Statistics from the Ministry of Agriculture and Rural Development show that the Southeast Asian country has spent more than US$660 million on pesticides in the first eight months of 2017, up 47 percent year-on-year.
According to the ministry, China is the primary exporter.
The increased purchase has a direct correlation to their application in agricultural activities across Vietnam – a trend that could put consumers in harm’s way.
Pham Van Banh, a farmer in Chau Thanh District in the Mekong Delta province of Kien Giang, confirmed that local farmers have become more reliant on insecticides over the past few years.
To meet the rapidly growing demand for agricultural products, farmers are expanding their operations and increasing their output, thus leaving little time for conventional pest control methods.
Pesticides are considered the fastest way to protect plants from insects and disease, Banh elaborated.
During a typical 90-day farming season, insect repellant chemicals are used on seven to eight separate occasions at a cost of about VND8 million ($353.5) per hectare of filed per season, the farmer added.
“There are endless varieties to pesticide and other farming chemicals. Some are designed to protect from bugs and diseases while others help make produce appear fresher,” he said.
Knowing that the overuse of pesticides can be harmful for consumers, Bui Van Thanh, a farmer in the Mekong Delta province of Soc Trang, explained that he would risks heavy losses if he forewent such chemicals.
Thanh Hien, who another Soc Trang resident, was of the same opinion, sharing that he and his family do not consume vegetables farmed on their land.
According to Le Van Da, deputy head of the Plant Protection Department in Kien Giang Province, many farmers have neglected regulations on pesticide limits.
Some people even create their own mixture from several types of products to maximize their farming productivity, a highly dangerous practice, Da continued.

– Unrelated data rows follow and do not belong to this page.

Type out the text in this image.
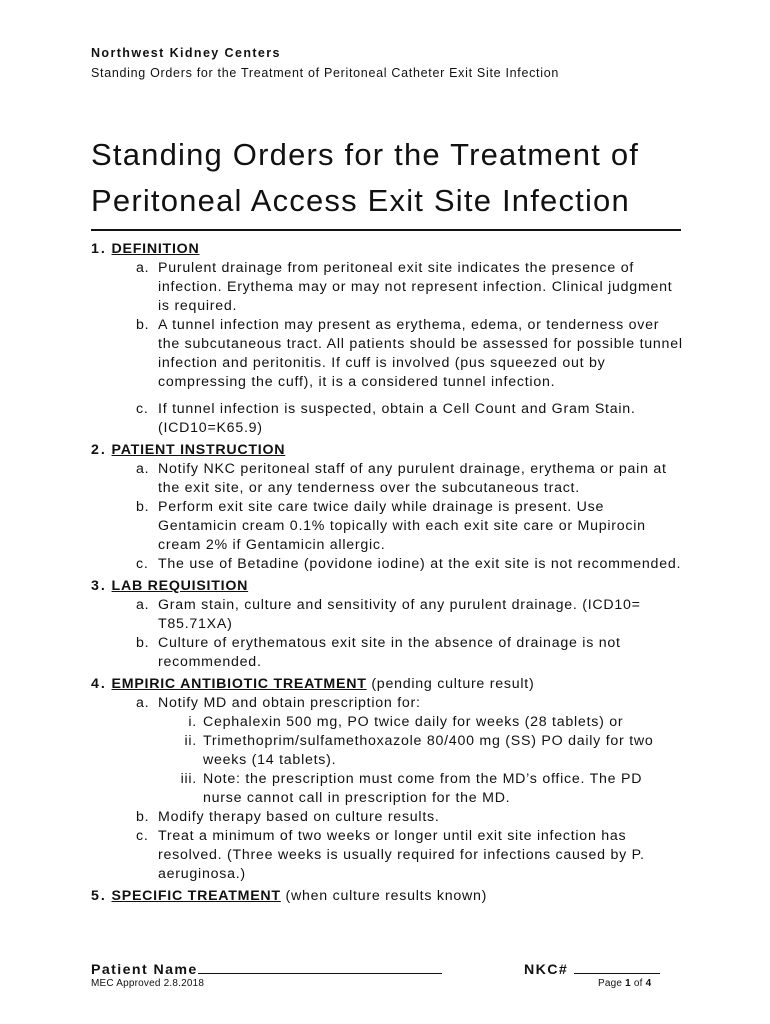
Northwest Kidney Centers
Standing Orders for the Treatment of Peritoneal Catheter Exit Site Infection
Standing Orders for the Treatment of
Peritoneal Access Exit Site Infection
1. DEFINITION
a. Purulent drainage from peritoneal exit site indicates the presence of infection. Erythema may or may not represent infection. Clinical judgment is required.
b. A tunnel infection may present as erythema, edema, or tenderness over the subcutaneous tract. All patients should be assessed for possible tunnel infection and peritonitis. If cuff is involved (pus squeezed out by compressing the cuff), it is a considered tunnel infection.
c. If tunnel infection is suspected, obtain a Cell Count and Gram Stain. (ICD10=K65.9)
2. PATIENT INSTRUCTION
a. Notify NKC peritoneal staff of any purulent drainage, erythema or pain at the exit site, or any tenderness over the subcutaneous tract.
b. Perform exit site care twice daily while drainage is present. Use Gentamicin cream 0.1% topically with each exit site care or Mupirocin cream 2% if Gentamicin allergic.
c. The use of Betadine (povidone iodine) at the exit site is not recommended.
3. LAB REQUISITION
a. Gram stain, culture and sensitivity of any purulent drainage. (ICD10= T85.71XA)
b. Culture of erythematous exit site in the absence of drainage is not recommended.
4. EMPIRIC ANTIBIOTIC TREATMENT (pending culture result)
a. Notify MD and obtain prescription for:
i. Cephalexin 500 mg, PO twice daily for weeks (28 tablets) or
ii. Trimethoprim/sulfamethoxazole 80/400 mg (SS) PO daily for two weeks (14 tablets).
iii. Note: the prescription must come from the MD’s office. The PD nurse cannot call in prescription for the MD.
b. Modify therapy based on culture results.
c. Treat a minimum of two weeks or longer until exit site infection has resolved. (Three weeks is usually required for infections caused by P. aeruginosa.)
5. SPECIFIC TREATMENT (when culture results known)
Patient Name	NKC#
MEC Approved 2.8.2018	Page 1 of 4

|A farmer sprays pesticide on a paddy field in Binh Chanh District, Ho Chi Minh City. Photo: Tuoi Tre|
Regarding penalties for the abuse of pesticides, authorities in most Mekong Delta provinces say the violators are only warned for their wrongdoing.
“We mainly remind them not to rely too much on chemicals. Our main goal is to change the farming habits of local residents step by step,” said Truong Thanh Binh, chairman of the People’s Committee in Dai Hai Commune, Soc Trang Province.
Meanwhile, Cao Xuan Dieu, chairman of Phu Huu Commune, in the southern province of An Giang, said that local authorities primarily seek to raise farmers’ awareness of the situation and have no intention to penalize anyone for their actions.
According to an expert from the agricultural ministry, farming products treated pesticides can be harmful to consumer health.
Local authorities should consider the abuse of pesticides as a serious crime and impose harsher punishments upon violators.
The central government should have a nationwide strategy aimed at prompting farmers across the country to follow regulations regarding chemical use in farming and contribute towards a cleaner agricultural industry.
New policies should be implemented to encourage the use of alternate and eco-friendly pest control measures such as organic fertilizer and biopesticides, said Nguyen Xuan Hong, former head of the Plant Protection Department under the Ministry Agriculture and Rural Development.